The president of the B.C. Teachers Federation (BCTF) is backing CUPE's bid to carve a new contract with the B.C. government.

“We stand in solidarity with our CUPE colleagues,” said BCTF President Jim Iker to HuffPost B.C. on Sunday.

Contract talks between the provincial government and CUPE – a union which represents approximately 27,000 of the province’s K-12 education support workers – broke off in August, prompting fears of a possible school strike in mid-September.

“We’re hoping government comes to their bargaining table with necessary funding,” said Iker of CUPE members, who have been working without a contract for more than a year.

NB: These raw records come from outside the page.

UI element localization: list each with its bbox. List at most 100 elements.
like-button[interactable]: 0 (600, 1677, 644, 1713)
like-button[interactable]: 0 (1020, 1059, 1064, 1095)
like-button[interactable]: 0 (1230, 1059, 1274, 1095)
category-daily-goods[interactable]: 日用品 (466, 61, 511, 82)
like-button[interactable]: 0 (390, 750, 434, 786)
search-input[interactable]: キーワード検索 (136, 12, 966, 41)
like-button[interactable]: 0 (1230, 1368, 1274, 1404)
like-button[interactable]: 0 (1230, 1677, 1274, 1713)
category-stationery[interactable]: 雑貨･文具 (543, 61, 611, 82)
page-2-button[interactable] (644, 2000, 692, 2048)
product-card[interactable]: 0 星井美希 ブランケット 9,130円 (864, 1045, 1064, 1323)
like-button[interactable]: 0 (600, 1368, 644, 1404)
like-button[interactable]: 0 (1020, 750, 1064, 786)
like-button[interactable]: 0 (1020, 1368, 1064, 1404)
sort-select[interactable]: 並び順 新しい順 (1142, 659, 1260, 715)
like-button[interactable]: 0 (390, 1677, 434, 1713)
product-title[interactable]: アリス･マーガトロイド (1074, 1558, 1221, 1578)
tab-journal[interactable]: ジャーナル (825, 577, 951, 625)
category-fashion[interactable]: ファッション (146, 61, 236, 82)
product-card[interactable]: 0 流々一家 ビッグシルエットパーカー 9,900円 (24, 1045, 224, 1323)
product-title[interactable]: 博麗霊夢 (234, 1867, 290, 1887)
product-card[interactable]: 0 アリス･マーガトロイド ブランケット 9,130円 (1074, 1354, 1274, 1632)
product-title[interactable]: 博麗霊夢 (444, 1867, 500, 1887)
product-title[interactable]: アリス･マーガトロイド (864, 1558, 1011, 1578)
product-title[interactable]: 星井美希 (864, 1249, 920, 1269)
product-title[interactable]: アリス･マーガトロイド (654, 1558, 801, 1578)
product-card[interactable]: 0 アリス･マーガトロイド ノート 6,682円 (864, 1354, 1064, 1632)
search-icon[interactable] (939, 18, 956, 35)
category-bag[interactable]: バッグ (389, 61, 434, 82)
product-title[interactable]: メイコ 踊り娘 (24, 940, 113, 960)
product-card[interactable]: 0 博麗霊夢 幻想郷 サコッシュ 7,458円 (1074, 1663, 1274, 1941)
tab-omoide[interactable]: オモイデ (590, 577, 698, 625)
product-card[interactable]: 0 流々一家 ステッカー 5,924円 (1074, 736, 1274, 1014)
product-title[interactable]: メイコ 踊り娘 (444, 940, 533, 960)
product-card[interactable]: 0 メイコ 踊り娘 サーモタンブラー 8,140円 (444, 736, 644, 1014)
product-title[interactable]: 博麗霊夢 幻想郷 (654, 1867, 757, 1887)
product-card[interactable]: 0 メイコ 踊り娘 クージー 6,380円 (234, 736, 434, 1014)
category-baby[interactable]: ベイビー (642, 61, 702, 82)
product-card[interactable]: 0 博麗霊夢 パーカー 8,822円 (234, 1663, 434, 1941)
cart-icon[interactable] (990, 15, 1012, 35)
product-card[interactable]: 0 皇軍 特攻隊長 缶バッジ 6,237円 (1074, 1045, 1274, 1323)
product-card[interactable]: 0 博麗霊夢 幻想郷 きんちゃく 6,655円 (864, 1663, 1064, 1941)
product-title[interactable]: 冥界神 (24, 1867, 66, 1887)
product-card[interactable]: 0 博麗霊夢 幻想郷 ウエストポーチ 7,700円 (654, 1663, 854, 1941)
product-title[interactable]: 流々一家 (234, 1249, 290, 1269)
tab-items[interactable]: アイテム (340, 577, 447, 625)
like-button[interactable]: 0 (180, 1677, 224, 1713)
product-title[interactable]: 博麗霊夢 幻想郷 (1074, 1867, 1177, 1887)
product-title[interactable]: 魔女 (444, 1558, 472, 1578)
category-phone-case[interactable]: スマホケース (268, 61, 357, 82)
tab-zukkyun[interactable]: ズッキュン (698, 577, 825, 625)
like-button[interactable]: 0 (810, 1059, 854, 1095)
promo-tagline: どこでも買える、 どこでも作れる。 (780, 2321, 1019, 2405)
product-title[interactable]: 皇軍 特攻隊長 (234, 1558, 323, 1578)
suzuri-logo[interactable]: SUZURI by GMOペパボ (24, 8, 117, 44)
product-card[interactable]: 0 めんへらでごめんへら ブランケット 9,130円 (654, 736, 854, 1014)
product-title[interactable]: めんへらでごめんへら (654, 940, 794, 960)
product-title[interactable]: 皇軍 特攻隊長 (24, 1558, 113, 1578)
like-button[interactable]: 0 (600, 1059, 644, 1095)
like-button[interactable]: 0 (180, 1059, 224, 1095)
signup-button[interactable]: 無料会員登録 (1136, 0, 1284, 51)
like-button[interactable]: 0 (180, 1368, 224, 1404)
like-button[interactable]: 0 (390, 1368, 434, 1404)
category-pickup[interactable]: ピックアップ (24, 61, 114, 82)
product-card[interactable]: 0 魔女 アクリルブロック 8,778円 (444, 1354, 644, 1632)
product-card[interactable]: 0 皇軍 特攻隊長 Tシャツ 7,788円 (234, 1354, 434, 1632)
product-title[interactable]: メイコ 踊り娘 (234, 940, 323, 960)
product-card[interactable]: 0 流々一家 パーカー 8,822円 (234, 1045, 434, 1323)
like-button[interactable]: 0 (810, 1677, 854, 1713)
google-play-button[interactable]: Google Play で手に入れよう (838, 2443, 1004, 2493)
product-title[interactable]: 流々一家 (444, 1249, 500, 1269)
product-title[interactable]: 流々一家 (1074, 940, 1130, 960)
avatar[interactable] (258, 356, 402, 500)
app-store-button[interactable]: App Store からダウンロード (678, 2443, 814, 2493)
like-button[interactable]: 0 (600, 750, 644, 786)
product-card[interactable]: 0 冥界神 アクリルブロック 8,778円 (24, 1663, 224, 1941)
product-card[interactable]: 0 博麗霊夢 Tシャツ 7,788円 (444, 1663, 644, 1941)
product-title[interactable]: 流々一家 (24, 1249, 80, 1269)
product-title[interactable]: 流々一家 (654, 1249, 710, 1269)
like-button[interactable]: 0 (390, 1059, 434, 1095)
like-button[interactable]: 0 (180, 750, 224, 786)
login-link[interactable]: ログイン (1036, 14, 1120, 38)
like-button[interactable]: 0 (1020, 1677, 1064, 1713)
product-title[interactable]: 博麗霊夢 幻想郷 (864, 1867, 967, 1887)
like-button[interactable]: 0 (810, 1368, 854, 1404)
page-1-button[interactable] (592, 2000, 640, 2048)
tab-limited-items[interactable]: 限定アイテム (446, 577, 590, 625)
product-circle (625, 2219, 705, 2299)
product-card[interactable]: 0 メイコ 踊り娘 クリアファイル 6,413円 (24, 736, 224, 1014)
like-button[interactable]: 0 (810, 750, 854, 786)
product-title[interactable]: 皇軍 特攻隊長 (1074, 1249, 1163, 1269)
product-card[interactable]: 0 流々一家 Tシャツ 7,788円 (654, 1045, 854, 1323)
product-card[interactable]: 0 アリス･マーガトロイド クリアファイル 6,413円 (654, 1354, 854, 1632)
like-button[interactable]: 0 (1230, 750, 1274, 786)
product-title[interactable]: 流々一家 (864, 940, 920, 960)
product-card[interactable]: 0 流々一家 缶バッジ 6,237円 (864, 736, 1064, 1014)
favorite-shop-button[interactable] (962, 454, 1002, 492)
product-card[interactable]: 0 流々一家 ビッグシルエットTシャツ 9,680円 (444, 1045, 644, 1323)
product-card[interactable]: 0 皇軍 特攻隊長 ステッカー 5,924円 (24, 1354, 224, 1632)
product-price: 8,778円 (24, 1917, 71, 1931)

Earlier on Sunday, Education Minister Peter Fassbender released an op-ed emphasizing the province’s desire to both sign a 10-year agreement with BCTF and reach contract stability with CUPE.

“I know we want to find lasting labour peace because it allows everyone to keep their focus on what matters most: helping every student learn and succeed,” wrote Fassbender.

The 593-word statement also included a message outlining the need for change in the province’s education system: “There is a growing body of scientific research on brain development and learning that we need to shift many of our traditional approaches.”

The timing of Fassbender's statement comes a week before the teachers’ federation and province are scheduled to meet over what Iker called a “very important constitutional court case.”

From Sept. 9 through to Oct. 3, the BCTF will take the government to B.C. Supreme court over claims back-to-work legislation ordered in 2012 illegally stripped teachers’ collective agreements and violated their right to bargain collectively.

CUPE bargaining talks are scheduled to resume on Sept. 4, for three days of negotiations with the province.

BCTF negotiations have been rescheduled to October.